Who: the product team at a property-listing platform, 2024. Situation: sellers uploaded photos of empty rooms, and listings with furnished "staged" photos sold faster, but physical staging cost hundreds per room and could not scale to millions of listings. Problem: they needed to add furniture to empty rooms without altering the walls, windows, floor, or the room's actual geometry, since a misleading photo is a legal and trust problem. Decision: they built a pipeline that segmented the floor and open space with SAM, masked only that region, and inpainted furniture with a depth ControlNet from Section 35.1 conditioned on the room's depth so the furniture sat in correct perspective. The walls and windows, outside the mask, were never touched. Result: photorealistic virtual staging at near-zero marginal cost, with the structural truth of the room preserved because the mask forbade any change to walls and fixtures. Lesson: the mask is not just a convenience, it is a guarantee; constraining the edit to a region is what made an otherwise risky feature trustworthy enough to ship.
Hand or click masks are a bottleneck. The 2024 to 2025 frontier removes the mask entirely for many edits. SmartBrush and the broader "blended" inpainting line condition on the text so the model paints only where the description applies. More dramatically, the instruction-editing models of Section 35.4 and in-context editors like FLUX.1 Kontext (2025, arXiv:2506.15742) let you say "remove the car" or "make the sky stormy" with no mask at all; the model localizes the edit itself. Inpainting remains the most controllable and predictable primitive (you know exactly which pixels can change), so it stays the workhorse for production pipelines that need guarantees, while mask-free editing wins for quick, exploratory edits where a precise region is not required.
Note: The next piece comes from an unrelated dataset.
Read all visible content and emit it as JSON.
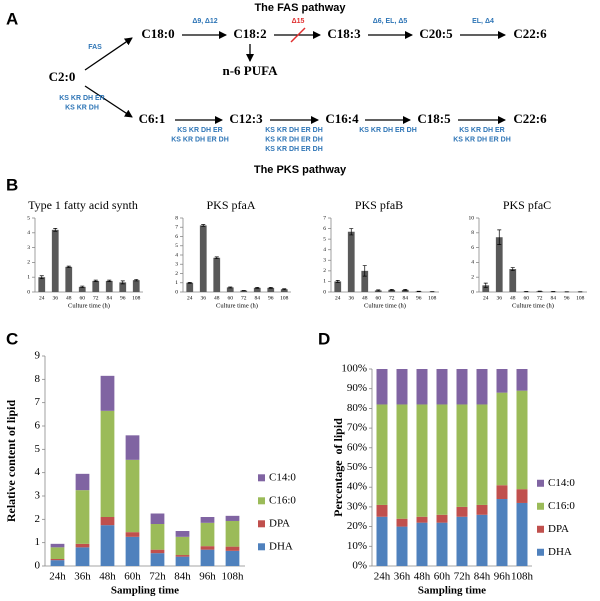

Blended latent diffusion enforces the mask only after each reverse step, while an inpainting U-Net receives the mask and masked image as input channels. Explain in two or three sentences why the second approach produces more context-appropriate fills, using the example of a region adjacent to a person's shoulder. Then state one situation where blended latent diffusion on a base model is still the better choice (hint: consider when no inpainting checkpoint exists for the base model you must use).
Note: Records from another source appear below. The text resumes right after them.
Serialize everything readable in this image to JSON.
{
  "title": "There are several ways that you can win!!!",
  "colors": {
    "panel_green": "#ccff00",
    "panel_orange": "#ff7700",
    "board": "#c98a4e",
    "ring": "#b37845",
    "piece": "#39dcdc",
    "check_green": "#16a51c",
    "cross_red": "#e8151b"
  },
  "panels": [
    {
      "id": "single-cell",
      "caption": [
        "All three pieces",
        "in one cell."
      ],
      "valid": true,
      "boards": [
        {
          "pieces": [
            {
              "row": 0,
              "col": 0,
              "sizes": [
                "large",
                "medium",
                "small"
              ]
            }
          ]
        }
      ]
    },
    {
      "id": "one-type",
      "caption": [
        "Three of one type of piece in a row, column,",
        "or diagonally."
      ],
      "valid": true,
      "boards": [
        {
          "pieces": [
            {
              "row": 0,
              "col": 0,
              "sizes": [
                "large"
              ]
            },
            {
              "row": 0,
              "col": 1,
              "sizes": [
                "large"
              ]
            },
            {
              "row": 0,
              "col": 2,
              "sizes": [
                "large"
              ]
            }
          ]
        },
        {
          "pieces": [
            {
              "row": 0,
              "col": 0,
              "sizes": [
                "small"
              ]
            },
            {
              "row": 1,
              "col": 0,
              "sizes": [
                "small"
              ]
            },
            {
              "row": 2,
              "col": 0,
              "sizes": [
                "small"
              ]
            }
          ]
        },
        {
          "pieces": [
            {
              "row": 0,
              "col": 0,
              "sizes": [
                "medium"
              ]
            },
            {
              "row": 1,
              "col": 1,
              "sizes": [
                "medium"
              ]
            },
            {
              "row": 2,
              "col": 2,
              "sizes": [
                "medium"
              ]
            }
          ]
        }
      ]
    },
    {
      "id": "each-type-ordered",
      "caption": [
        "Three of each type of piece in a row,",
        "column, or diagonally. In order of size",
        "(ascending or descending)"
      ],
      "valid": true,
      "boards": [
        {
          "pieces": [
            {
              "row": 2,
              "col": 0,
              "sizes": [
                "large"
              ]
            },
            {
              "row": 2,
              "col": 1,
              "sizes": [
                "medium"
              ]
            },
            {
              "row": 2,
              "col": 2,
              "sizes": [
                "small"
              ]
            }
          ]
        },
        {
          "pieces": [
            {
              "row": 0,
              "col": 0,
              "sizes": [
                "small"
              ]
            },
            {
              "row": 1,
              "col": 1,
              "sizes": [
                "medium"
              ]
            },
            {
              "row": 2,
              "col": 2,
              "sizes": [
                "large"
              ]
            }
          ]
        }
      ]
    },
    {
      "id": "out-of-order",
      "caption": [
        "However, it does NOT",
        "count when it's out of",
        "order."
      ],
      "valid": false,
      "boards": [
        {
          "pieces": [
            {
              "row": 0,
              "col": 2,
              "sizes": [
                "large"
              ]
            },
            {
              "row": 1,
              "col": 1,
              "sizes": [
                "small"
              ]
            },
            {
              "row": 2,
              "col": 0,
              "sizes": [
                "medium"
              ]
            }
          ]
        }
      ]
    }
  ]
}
Combine the SAM masking of subsection 5 with the inpainting pipeline of subsection 2 to remove an object (replace it with plausible background, prompt "empty background, matching surroundings"). Apply the composite_with_feather function from subsection 3 to paste the result back. Try feather_px of 0, 8, and 24 and report which gives the least visible seam, and explain why too much feathering can let the removed object faintly reappear.
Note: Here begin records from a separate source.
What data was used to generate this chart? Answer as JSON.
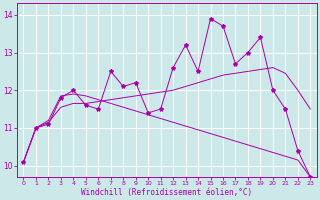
{
  "background_color": "#cce8e8",
  "grid_color": "#ffffff",
  "line_color": "#aa00aa",
  "xlabel": "Windchill (Refroidissement éolien,°C)",
  "xlim": [
    -0.5,
    23.5
  ],
  "ylim": [
    9.7,
    14.3
  ],
  "yticks": [
    10,
    11,
    12,
    13,
    14
  ],
  "xticks": [
    0,
    1,
    2,
    3,
    4,
    5,
    6,
    7,
    8,
    9,
    10,
    11,
    12,
    13,
    14,
    15,
    16,
    17,
    18,
    19,
    20,
    21,
    22,
    23
  ],
  "series1_x": [
    0,
    1,
    2,
    3,
    4,
    5,
    6,
    7,
    8,
    9,
    10,
    11,
    12,
    13,
    14,
    15,
    16,
    17,
    18,
    19,
    20,
    21,
    22,
    23
  ],
  "series1_y": [
    10.1,
    11.0,
    11.1,
    11.8,
    12.0,
    11.6,
    11.5,
    12.5,
    12.1,
    12.2,
    11.4,
    11.5,
    12.6,
    13.2,
    12.5,
    13.9,
    13.7,
    12.7,
    13.0,
    13.4,
    12.0,
    11.5,
    10.4,
    9.7
  ],
  "series2_x": [
    0,
    1,
    2,
    3,
    4,
    5,
    6,
    7,
    8,
    9,
    10,
    11,
    12,
    13,
    14,
    15,
    16,
    17,
    18,
    19,
    20,
    21,
    22,
    23
  ],
  "series2_y": [
    10.1,
    11.0,
    11.15,
    11.55,
    11.65,
    11.65,
    11.7,
    11.75,
    11.8,
    11.85,
    11.9,
    11.95,
    12.0,
    12.1,
    12.2,
    12.3,
    12.4,
    12.45,
    12.5,
    12.55,
    12.6,
    12.45,
    12.0,
    11.5
  ],
  "series3_x": [
    0,
    1,
    2,
    3,
    4,
    5,
    6,
    7,
    8,
    9,
    10,
    11,
    12,
    13,
    14,
    15,
    16,
    17,
    18,
    19,
    20,
    21,
    22,
    23
  ],
  "series3_y": [
    10.1,
    11.0,
    11.2,
    11.85,
    11.9,
    11.85,
    11.75,
    11.65,
    11.55,
    11.45,
    11.35,
    11.25,
    11.15,
    11.05,
    10.95,
    10.85,
    10.75,
    10.65,
    10.55,
    10.45,
    10.35,
    10.25,
    10.15,
    9.7
  ],
  "xtick_fontsize": 4.5,
  "ytick_fontsize": 5.5,
  "xlabel_fontsize": 5.5,
  "marker": "*",
  "marker_size": 3
}
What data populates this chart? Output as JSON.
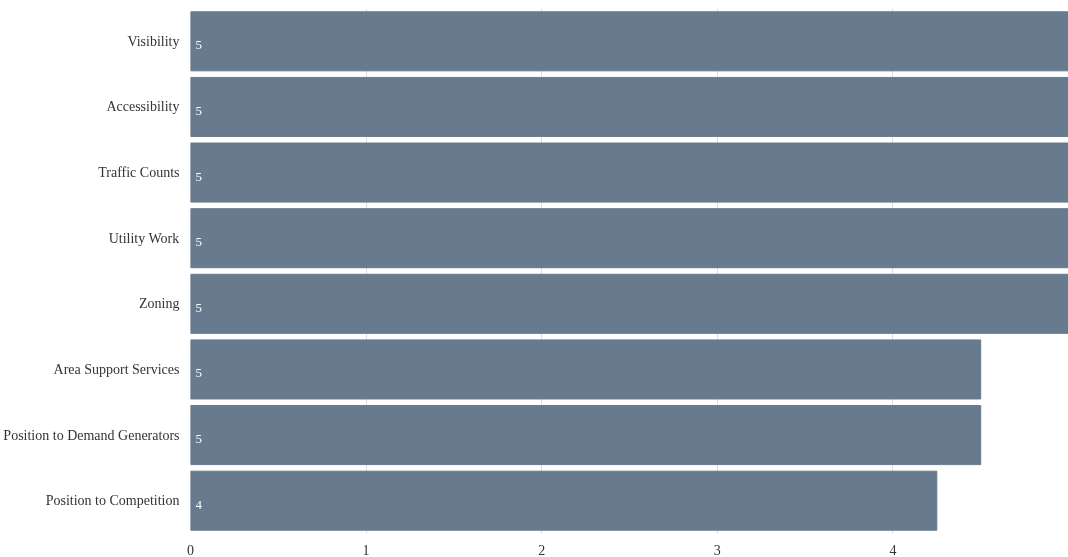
{
  "chart_data": {
    "type": "bar",
    "orientation": "horizontal",
    "categories": [
      "Visibility",
      "Accessibility",
      "Traffic Counts",
      "Utility Work",
      "Zoning",
      "Area Support Services",
      "Position to Demand Generators",
      "Position to Competition"
    ],
    "values": [
      5,
      5,
      5,
      5,
      5,
      4.5,
      4.5,
      4.25
    ],
    "value_labels": [
      "5",
      "5",
      "5",
      "5",
      "5",
      "5",
      "5",
      "4"
    ],
    "color": "#687b8e",
    "xlim": [
      0,
      5
    ],
    "xticks": [
      0,
      1,
      2,
      3,
      4
    ],
    "grid": "x"
  }
}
Take a portrait photo and outpaint it to triple its width in one shot (mask the whole new area at once), then again in three overlapping steps (extend by one-third each time, reusing the new strip as context). Compare the coherence of the extended scene in the two approaches and explain, in terms of how much original context the model sees, why the tiled approach usually stays consistent over large extensions while the single-shot approach can drift or repeat.